Emanuel

Personal information
- Full name: Emanuel Faria Braga
- Date of birth: 7 July 1975 (age 49)
- Place of birth: Vila do Conde, Portugal
- Height: 1.74 m (5 ft 9 in)
- Position(s): Midfielder

Youth career
- 1986–1989: Varzim
- 1989–1993: Rio Ave

Senior career*
- Years: Team / Apps / (Gls)
- 1993–1999: Rio Ave / 126 / (9)
- 1999–2001: Boavista / 27 / (2)
- 2001: → Rio Ave (loan) / 19 / (0)
- 2001–2002: Aves / 32 / (7)
- 2002–2003: Salgueiros / 32 / (3)
- 2003–2004: Aves / 25 / (6)
- 2004–2009: Varzim / 144 / (11)
- 2009–2010: Freamunde / 29 / (4)
- 2010–2011: Limianos / 31 / (2)
- Total:  / 465 / (44)

= Emanuel Braga =

Portuguese footballer (born 1975)

Emanuel Faria Braga (born 7 July 1975), known simply as Emanuel, is a Portuguese retired professional footballer who played as a midfielder.
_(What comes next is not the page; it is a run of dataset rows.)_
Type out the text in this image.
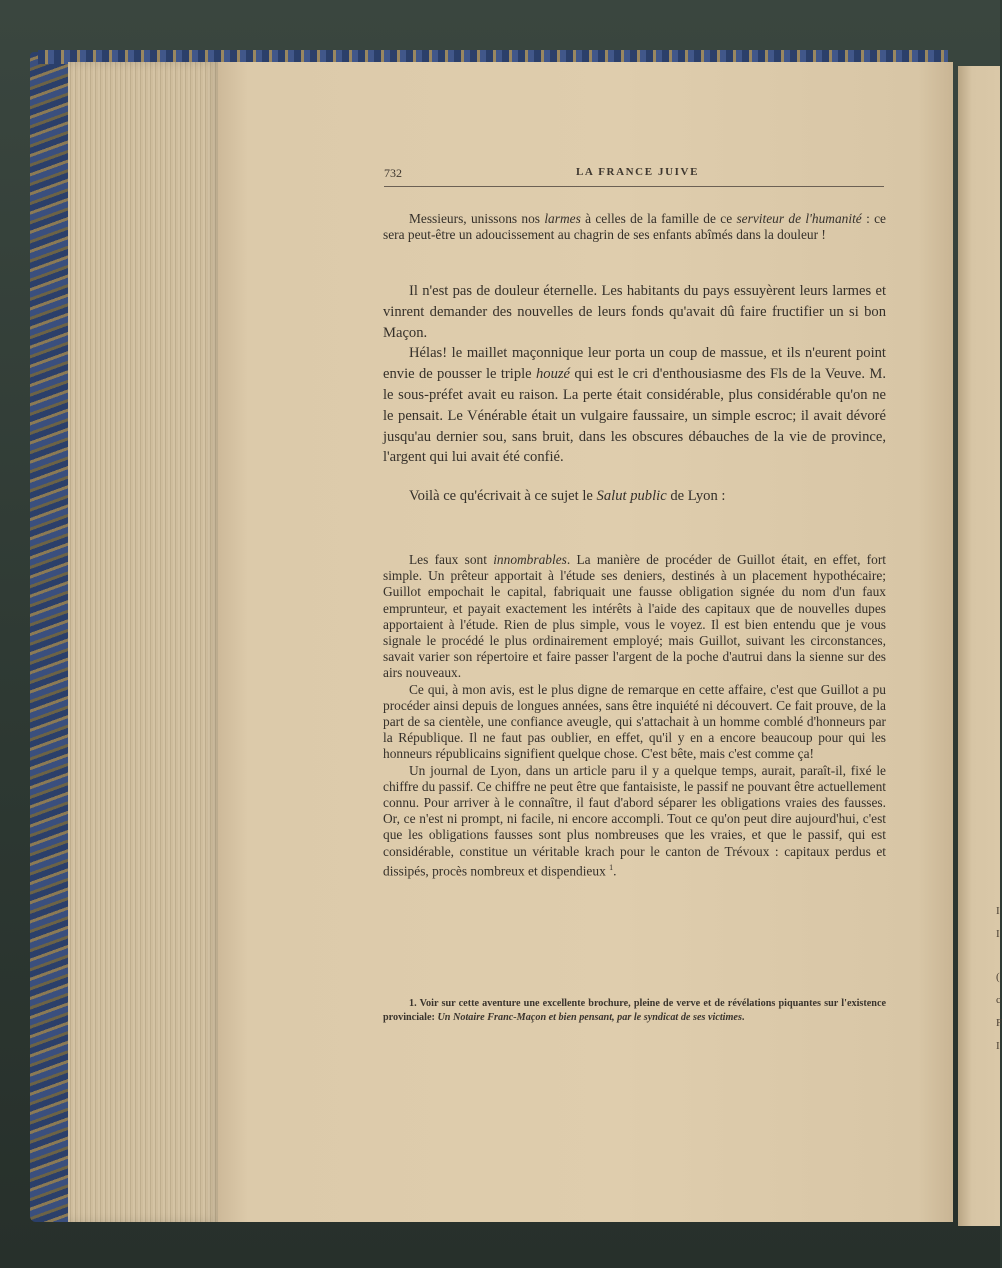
I
I
(
c
F
I
732	LA FRANCE JUIVE

Messieurs, unissons nos larmes à celles de la famille de ce serviteur de l'humanité : ce sera peut-être un adoucissement au chagrin de ses enfants abîmés dans la douleur !

Il n'est pas de douleur éternelle. Les habitants du pays essuyèrent leurs larmes et vinrent demander des nouvelles de leurs fonds qu'avait dû faire fructifier un si bon Maçon.

Hélas! le maillet maçonnique leur porta un coup de massue, et ils n'eurent point envie de pousser le triple houzé qui est le cri d'enthousiasme des Fls de la Veuve. M. le sous-préfet avait eu raison. La perte était considérable, plus considérable qu'on ne le pensait. Le Vénérable était un vulgaire faussaire, un simple escroc; il avait dévoré jusqu'au dernier sou, sans bruit, dans les obscures débauches de la vie de province, l'argent qui lui avait été confié.

Voilà ce qu'écrivait à ce sujet le Salut public de Lyon :

Les faux sont innombrables. La manière de procéder de Guillot était, en effet, fort simple. Un prêteur apportait à l'étude ses deniers, destinés à un placement hypothécaire; Guillot empochait le capital, fabriquait une fausse obligation signée du nom d'un faux emprunteur, et payait exactement les intérêts à l'aide des capitaux que de nouvelles dupes apportaient à l'étude. Rien de plus simple, vous le voyez. Il est bien entendu que je vous signale le procédé le plus ordinairement employé; mais Guillot, suivant les circonstances, savait varier son répertoire et faire passer l'argent de la poche d'autrui dans la sienne sur des airs nouveaux.

Ce qui, à mon avis, est le plus digne de remarque en cette affaire, c'est que Guillot a pu procéder ainsi depuis de longues années, sans être inquiété ni découvert. Ce fait prouve, de la part de sa cientèle, une confiance aveugle, qui s'attachait à un homme comblé d'honneurs par la République. Il ne faut pas oublier, en effet, qu'il y en a encore beaucoup pour qui les honneurs républicains signifient quelque chose. C'est bête, mais c'est comme ça!

Un journal de Lyon, dans un article paru il y a quelque temps, aurait, paraît-il, fixé le chiffre du passif. Ce chiffre ne peut être que fantaisiste, le passif ne pouvant être actuellement connu. Pour arriver à le connaître, il faut d'abord séparer les obligations vraies des fausses. Or, ce n'est ni prompt, ni facile, ni encore accompli. Tout ce qu'on peut dire aujourd'hui, c'est que les obligations fausses sont plus nombreuses que les vraies, et que le passif, qui est considérable, constitue un véritable krach pour le canton de Trévoux : capitaux perdus et dissipés, procès nombreux et dispendieux $^1$.

1. Voir sur cette aventure une excellente brochure, pleine de verve et de révélations piquantes sur l'existence provinciale: Un Notaire Franc-Maçon et bien pensant, par le syndicat de ses victimes.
He amassed Segunda Liga totals of 325 matches and 34 goals in 13 seasons, in service of five clubs.

==Club career==
Born in Vila do Conde, Emanuel was part of Boavista FC's squad in the 1999–2000 season, during the Porto team's Primeira Liga and European heyday. Other than that, he represented hometown club Rio Ave FC, where he started playing football, as well as fellow northern sides C.D. Aves – two spells – S.C. Salgueiros, Varzim S.C. and S.C. Freamunde.

Emanuel's Portuguese top-division totals consisted of 109 games and eight goals over five seasons, for Rio Ave (1996 to 1999) and Boavista. The rest of his 18-year career was spent in the Segunda Liga, with the exception of the 2010–11 campaign with A.D. Os Limianos in the fourth tier.